Die Klimaerwärmung hat bereits ihre ersten Spuren in den Genen von Organismen hinterlassen: Vergleiche des genetischen Fingerabdrucks bestimmter Fruchtfliegenarten weltweit zeigen, dass sich ein für Fliegen in wärmeren Regionen vorteilhafter Gencode immer weiter ausgebreitet hat. Für diesen Prozess reichten teilweise weniger als zwei Jahrzehnte, wie die in „Science Express“ veröffentlichte Studie berichtet.
Joan Balanyá von der Universität von Barcelona untersuchte gemeinsam mit Kollegen des College of William and Mary im amerikanischen Virginia eine ursprünglich nur in Europa heimische Fruchtfliegenart, Drosophila subobscura. Vor mehr als 40 Jahren hatten europäische Genetiker die Gene dieser Fliegenart analysiert und dabei festgestellt, dass Teile ihrer Chromosomen verkehrt herum lagen. Die Art dieser Inversionen war, wie die Forscher damals herausfanden, korreliert mit dem Breitengrad, von dem die jeweiligen Fliegen stammten. Im Norden waren bestimmte Umkehrungen weitaus häufiger als im Süden, andere dagegen im Süden häufiger.

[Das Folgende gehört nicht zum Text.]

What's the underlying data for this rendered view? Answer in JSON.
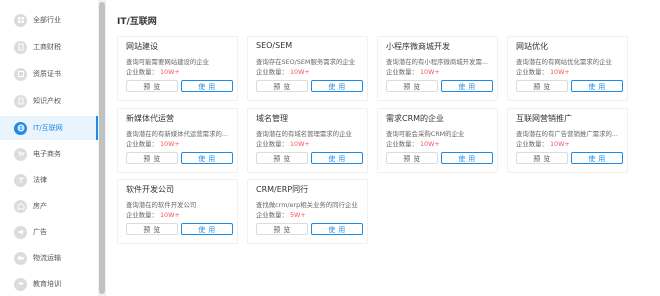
{
  "sidebar": {
    "items": [
      {
        "label": "全部行业",
        "icon": "grid-icon"
      },
      {
        "label": "工商财税",
        "icon": "tax-icon"
      },
      {
        "label": "资质证书",
        "icon": "certificate-icon"
      },
      {
        "label": "知识产权",
        "icon": "ip-icon"
      },
      {
        "label": "IT/互联网",
        "icon": "globe-icon",
        "active": true
      },
      {
        "label": "电子商务",
        "icon": "cart-icon"
      },
      {
        "label": "法律",
        "icon": "law-icon"
      },
      {
        "label": "房产",
        "icon": "house-icon"
      },
      {
        "label": "广告",
        "icon": "ad-icon"
      },
      {
        "label": "物流运输",
        "icon": "truck-icon"
      },
      {
        "label": "教育培训",
        "icon": "education-icon"
      }
    ]
  },
  "main": {
    "title": "IT/互联网",
    "count_label": "企业数量：",
    "preview_label": "预 览",
    "use_label": "使 用",
    "cards": [
      {
        "title": "网站建设",
        "desc": "查询可能需要网站建设的企业",
        "count": "10W+"
      },
      {
        "title": "SEO/SEM",
        "desc": "查询存在SEO/SEM服务需求的企业",
        "count": "10W+"
      },
      {
        "title": "小程序微商城开发",
        "desc": "查询潜在的有小程序微商城开发需...",
        "count": "10W+"
      },
      {
        "title": "网站优化",
        "desc": "查询潜在的有网站优化需求的企业",
        "count": "10W+"
      },
      {
        "title": "新媒体代运营",
        "desc": "查询潜在的有新媒体代运营需求的...",
        "count": "10W+"
      },
      {
        "title": "域名管理",
        "desc": "查询潜在的有域名管理需求的企业",
        "count": "10W+"
      },
      {
        "title": "需求CRM的企业",
        "desc": "查询可能会采购CRM的企业",
        "count": "10W+"
      },
      {
        "title": "互联网营销推广",
        "desc": "查询潜在的有广告营销推广需求的...",
        "count": "10W+"
      },
      {
        "title": "软件开发公司",
        "desc": "查询潜在的软件开发公司",
        "count": "10W+"
      },
      {
        "title": "CRM/ERP同行",
        "desc": "查找做crm/erp相关业务的同行企业",
        "count": "5W+"
      }
    ]
  }
}
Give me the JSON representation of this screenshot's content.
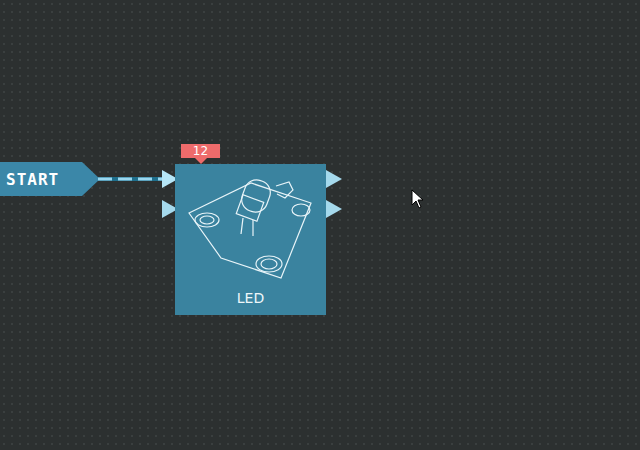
{
  "canvas": {
    "start": {
      "label": "START",
      "connected": true
    },
    "nodes": [
      {
        "label": "LED",
        "badge": "12",
        "inputs": [
          {
            "connected": true
          },
          {
            "connected": false
          }
        ],
        "outputs": [
          {
            "connected": false
          },
          {
            "connected": false
          }
        ]
      }
    ]
  }
}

Chromosomenumkehrungen Breitengrad-abhängig
In den späten 19870er Jahren wurde diese Fliegenart, wahrscheinlich mit Frachtschiffen an die Pazifikküste Chiles, in den 1980er auch an die Westküste Nordamerikas eingeschleppt. Seither haben sie sich weit ausgebreitet und sind von Kalifornien bis zum nördlichen Vancouver Island in British Columbia zu finden. Seit 1985 sammelten die Forscher auch von diesen Fliegen regelmäßig Proben und untersuchten sie auf ihre genetische Zusammensetzung hin – zusätzlich zu erneuten Proben in Europa und Südamerika. Gleichzeitig registrierten die Forscher jeweils die Klimaveränderungen an den jeweiligen Probenorten.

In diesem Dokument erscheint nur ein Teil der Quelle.